On Sunday, we rode 60km and that was plenty. Andrew really noticed how much the extra drag of the trailer was wearing him out. For our 3 week bike tour later this summer, we’re planning on an average of 40km a day. That’s half the distance we were used to doing without a baby.

Chilling Out
Luke, just chilling out on his sleeping mat.

4. Expect The Unexpected. We didn’t have too many unexpected occurrences during our trip but one thing caught us off-guard: Luke’s bedtime. He normally drops right off to sleep at 8pm at home. When we put him in a tent at 8pm, however, it was still very bright out and all that sunshine meant he didn’t want to go to sleep at all. It took twice as long to get him to sleep as normal and that was initially a bit stressful.

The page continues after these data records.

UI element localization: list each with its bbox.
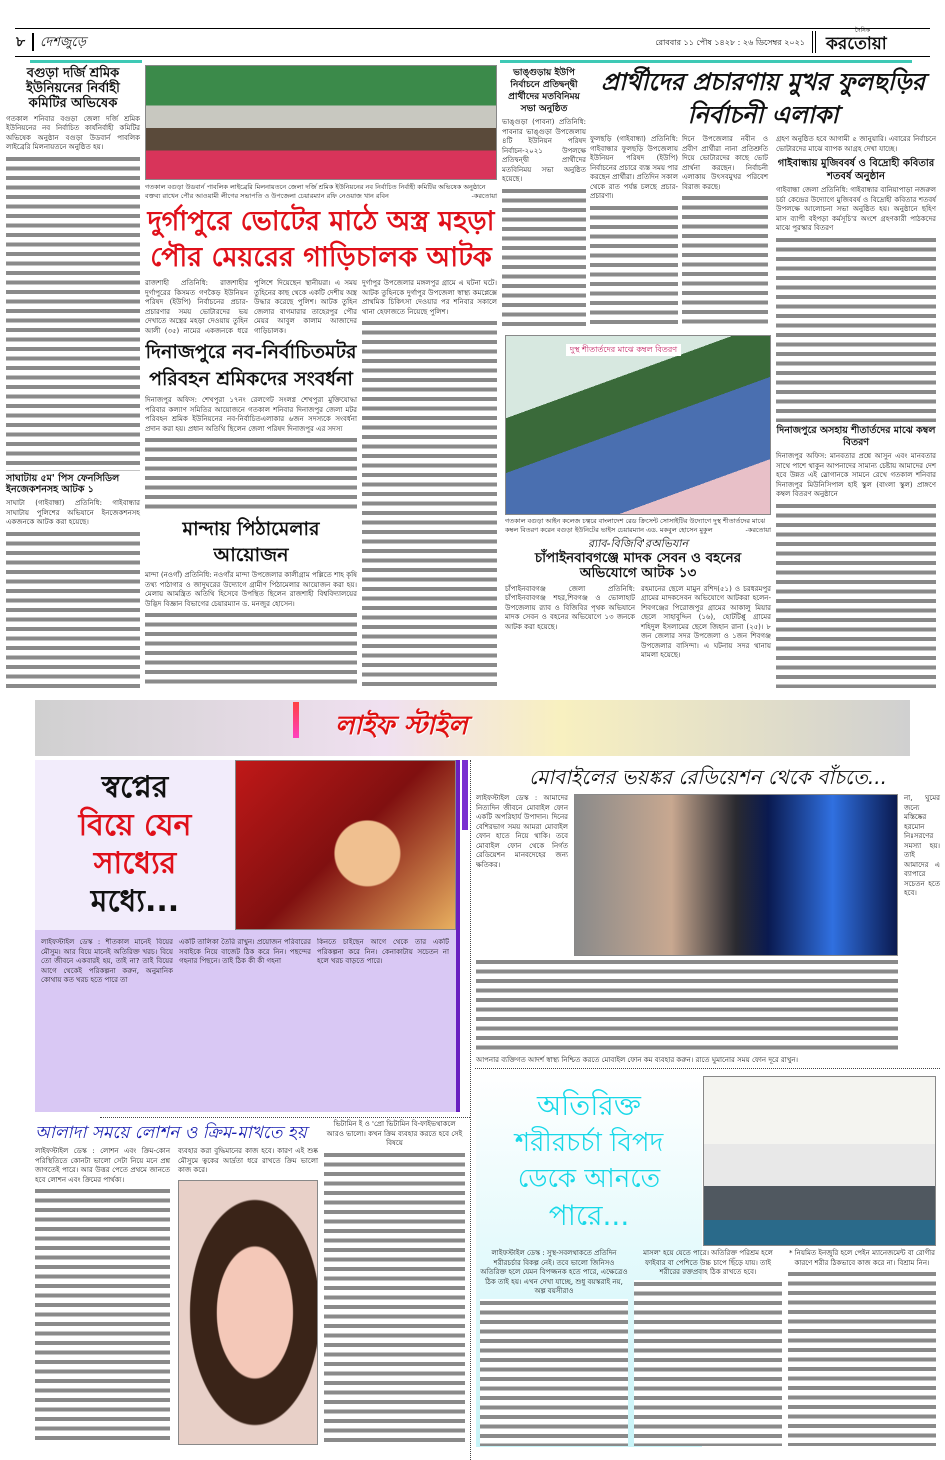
logo-prefix: দৈনিক <box>855 27 871 34</box>
exercise-headline-2: শরীরচর্চা বিপদ <box>514 1128 664 1158</box>
headline-dinajpur-workers: দিনাজপুরে নব-নির্বাচিতমটর পরিবহন শ্রমিকদের সংবর্ধনা <box>145 341 357 390</box>
rab-block <box>505 517 771 688</box>
story-body: রাজশাহী প্রতিনিধি: রাজশাহীর দুর্গাপুরের কিসমত গণকৈড় ইউনিয়ন পরিষদ (ইউপি) নির্বাচনের প্রচার-প্রচারণার সময় ভোটারদের ভয় দেখাতে অস্ত্রের মহড়া দেওয়ায় তুহিন আলী (৩৫) নামের একজনকে ধরে পুলিশে দিয়েছেন স্থানীয়রা। এ সময় তুহিনের কাছ থেকে একটি দেশীয় অস্ত্র উদ্ধার করেছে পুলিশ। আটক তুহিন জেলার বাগমারার তাহেরপুর পৌর মেয়র আবুল কালাম আজাদের গাড়িচালক। <box>145 279 357 335</box>
story-body-lines <box>145 436 357 513</box>
photo-wedding-hands <box>235 760 456 930</box>
lotion-story <box>35 1122 318 1445</box>
story-body: দিনাজপুর অফিস: মানবতার প্রশ্নে আসুন এবং মানবতার সাথে পাশে থাকুন আপনাদের সামান্য চেষ্টায় আমাদের দেশ হবে উন্নত এই স্লোগানকে সামনে রেখে গতকাল শনিবার দিনাজপুর মিউনিসিপাল হাই স্কুল (বাংলা স্কুল) প্রাঙ্গণে কম্বল বিতরণ অনুষ্ঠানে <box>776 452 936 498</box>
story-body: লাইফস্টাইল ডেস্ক : শীতকাল মানেই বিয়ের মৌসুম। আর বিয়ে মানেই অতিরিক্ত খরচ। বিয়ে তো জীবনে একবারই হয়, তাই না? তাই বিয়ের আগে থেকেই পরিকল্পনা করুন, অনুমানিক কোথায় কত খরচ হতে পারে তা <box>41 938 173 984</box>
story-body-lines <box>362 319 497 688</box>
story-body-lines <box>502 187 586 331</box>
section-title: দেশজুড়ে <box>40 35 86 50</box>
story-body: ফুলছড়ি (গাইবান্ধা) প্রতিনিধি: গাইবান্ধার ফুলছড়ি উপজেলায় ইউনিয়ন পরিষদ (ইউপি) নির্বাচনের প্রচারে ব্যস্ত সময় পার করছেন প্রার্থীরা। প্রতিদিন সকাল থেকে রাত পর্যন্ত চলছে প্রচার-প্রচারণা। <box>590 135 678 200</box>
headline-bhangura: ভাঙ্গুড়ায় ইউপি নির্বাচনে প্রতিদ্বন্দ্বী প্রার্থীদের মতবিনিময় সভা অনুষ্ঠিত <box>508 68 580 114</box>
photo-caption <box>505 517 771 535</box>
story-body: মান্দা (নওগাঁ) প্রতিনিধি: নওগাঁর মান্দা উপজেলার কালীগ্রাম পল্লিতে শাহ কৃষি তথ্য পাঠাগার ও জাদুঘরের উদ্যোগে গ্রামীণ পিঠামেলার আয়োজন করা হয়। মেলায় আমন্ত্রিত অতিথি হিসেবে উপস্থিত ছিলেন রাজশাহী বিশ্ববিদ্যালয়ের উদ্ভিদ বিজ্ঞান বিভাগের চেয়ারম্যান ড. মনজুর হোসেন। <box>145 571 357 608</box>
story-body: গাইবান্ধা জেলা প্রতিনিধি: গাইবান্ধার বানিয়াপাড়া নজরুল চর্চা কেন্দ্রের উদ্যোগে মুজিববর্ষ ও বিদ্রোহী কবিতার শতবর্ষ উপলক্ষে আলোচনা সভা অনুষ্ঠিত হয়। অনুষ্ঠানে ছহিণ মাস ব্যাপী বইপড়া কর্মসূচি'র অংশে গ্রহণকারী পাঠকদের মাঝে পুরস্কার বিতরণ <box>776 186 936 232</box>
story-body: ব্যবহার করা বুদ্ধিমানের কাজ হবে। কারণ এই শুষ্ক মৌসুমে ত্বকের আর্দ্রতা ধরে রাখতে ক্রিম ভালো কাজ করে। <box>178 1147 318 1174</box>
story-body-lines <box>776 502 936 689</box>
photo-dorji-union-event <box>145 65 497 180</box>
exercise-headline-1: অতিরিক্ত <box>537 1089 641 1122</box>
wedding-headline-3: সাধ্যের <box>93 846 177 881</box>
story-body-lines <box>324 1151 465 1446</box>
wedding-headline-4: মধ্যে... <box>90 884 180 919</box>
issue-date: রোববার ১১ পৌষ ১৪২৮ : ২৬ ডিসেম্বর ২০২১ <box>655 38 805 47</box>
bhangura-column <box>502 67 586 330</box>
story-body-lines <box>480 1299 628 1447</box>
story-body: না, ঘুমের জন্যে মস্তিষ্কের হরমোন নিঃসরণের সমস্যা হয়। তাই আমাদের এ ব্যাপারে সচেতন হতে হবে। <box>904 794 940 897</box>
page-number: ৮ <box>16 34 26 50</box>
headline-fulchhari: প্রার্থীদের প্রচারণায় মুখর ফুলছড়ির নির্বাচনী এলাকা <box>601 68 925 129</box>
photo-mobile-radiation <box>574 794 898 956</box>
story-body-lines <box>6 155 140 472</box>
story-body: ভাঙ্গুড়া (পাবনা) প্রতিনিধি: পাবনার ভাঙ্গুড়া উপজেলায় ৪টি ইউনিয়ন পরিষদ নির্বাচন-২০২১ উপলক্ষে প্রতিদ্বন্দ্বী প্রার্থীদের মতবিনিময় সভা অনুষ্ঠিত হয়েছে। <box>502 118 586 183</box>
lifestyle-banner <box>35 700 910 756</box>
wedding-story <box>35 760 460 1112</box>
story-body-lines <box>35 1187 170 1445</box>
headline-bogura-tailor: বগুড়া দর্জি শ্রমিক ইউনিয়নের নির্বাহী কমিটির অভিষেক <box>26 66 120 111</box>
story-body: লাইফস্টাইল ডেস্ক : লোশন এবং ক্রিম-কোন পরিস্থিতিতে কোনটা ভালো সেটা নিয়ে মনে প্রশ্ন জাগতেই পারে। আর উত্তর পেতে প্রথমে জানতে হবে লোশন এবং ক্রিমের পার্থক্য। <box>35 1147 170 1184</box>
wedding-headline-1: স্বপ্নের <box>101 770 169 805</box>
story-body: কিনতে চাইছেন আগে থেকে তার একটি পরিকল্পনা করে নিন। কেনাকাটায় সচেতন না হলে খরচ বাড়তে পারে। <box>317 938 449 965</box>
photo-credit: -করতোয়া <box>745 526 771 534</box>
middle-block <box>145 65 497 688</box>
headline-lotion: আলাদা সময়ে লোশন ও ক্রিম-মাখতে হয় <box>35 1123 307 1143</box>
photo-banner-text: দুস্থ শীতার্তদের মাঝে কম্বল বিতরণ <box>566 344 681 356</box>
exercise-headline-4: পারে... <box>548 1199 630 1232</box>
lotion-right-column <box>324 1120 465 1445</box>
photo-woman-exercise <box>703 1076 936 1246</box>
photo-woman-face <box>178 1180 318 1446</box>
headline-saghata: সাঘাটায় ৫ম' পিস ফেনসিডিল ইনজেকশনসহ আটক ১ <box>6 473 120 496</box>
story-body: ভিটামিন ই ও 'প্রো ভিটামিন বি-ফাইভথাকলে আরও ভালো। কখন ক্রিম ব্যবহার করতে হবে সেই বিষয়ে <box>326 1120 463 1147</box>
story-body-lines <box>682 194 768 326</box>
story-body: আপনার ব্যক্তিগত আদর্শ স্বাস্থ্য নিশ্চিত করতে মোবাইল ফোন কম ব্যবহার করুন। রাতে ঘুমানোর সময় ফোন দূরে রাখুন। <box>476 1055 799 1064</box>
story-body: দিনাজপুর অফিস: শেখপুরা ১৭নং রেলগেট সংলগ্ন শেখপুরা মুক্তিযোদ্ধা পরিবার কল্যাণ সমিতির আয়োজনে গতকাল শনিবার দিনাজপুর জেলা মটর পরিবহন শ্রমিক ইউনিয়নের নব-নির্বাচিতএলাকার ৬জন সদস্যকে সংবর্ধনা প্রদান করা হয়। প্রধান অতিথি ছিলেন জেলা পরিষদ দিনাজপুর এর সদস্য <box>145 396 357 433</box>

Thankfully, once he dropped off he slept like a log. The next morning, we woke up to find that Luke had already been awake for some time but had been kept quietly amused by the patterns of light and shadows on the tent walls.

Luke going to bedPutting Luke to bed took longer than expected.

Overall, we had a wonderful time and we can’t wait to do more bike touring trips with Luke. Here are some more of our favourite pictures from the weekend…

Alicia making supper
Alicia making supper.

Asparagus! We bought it from a roadside farm stand.

Friedel & her cheese
Cheese that we bought from a small cheesefarm along the route.

Andrew with the Chariot
Andrew towing Luke’s Chariot trailer. Luxury travel for a baby!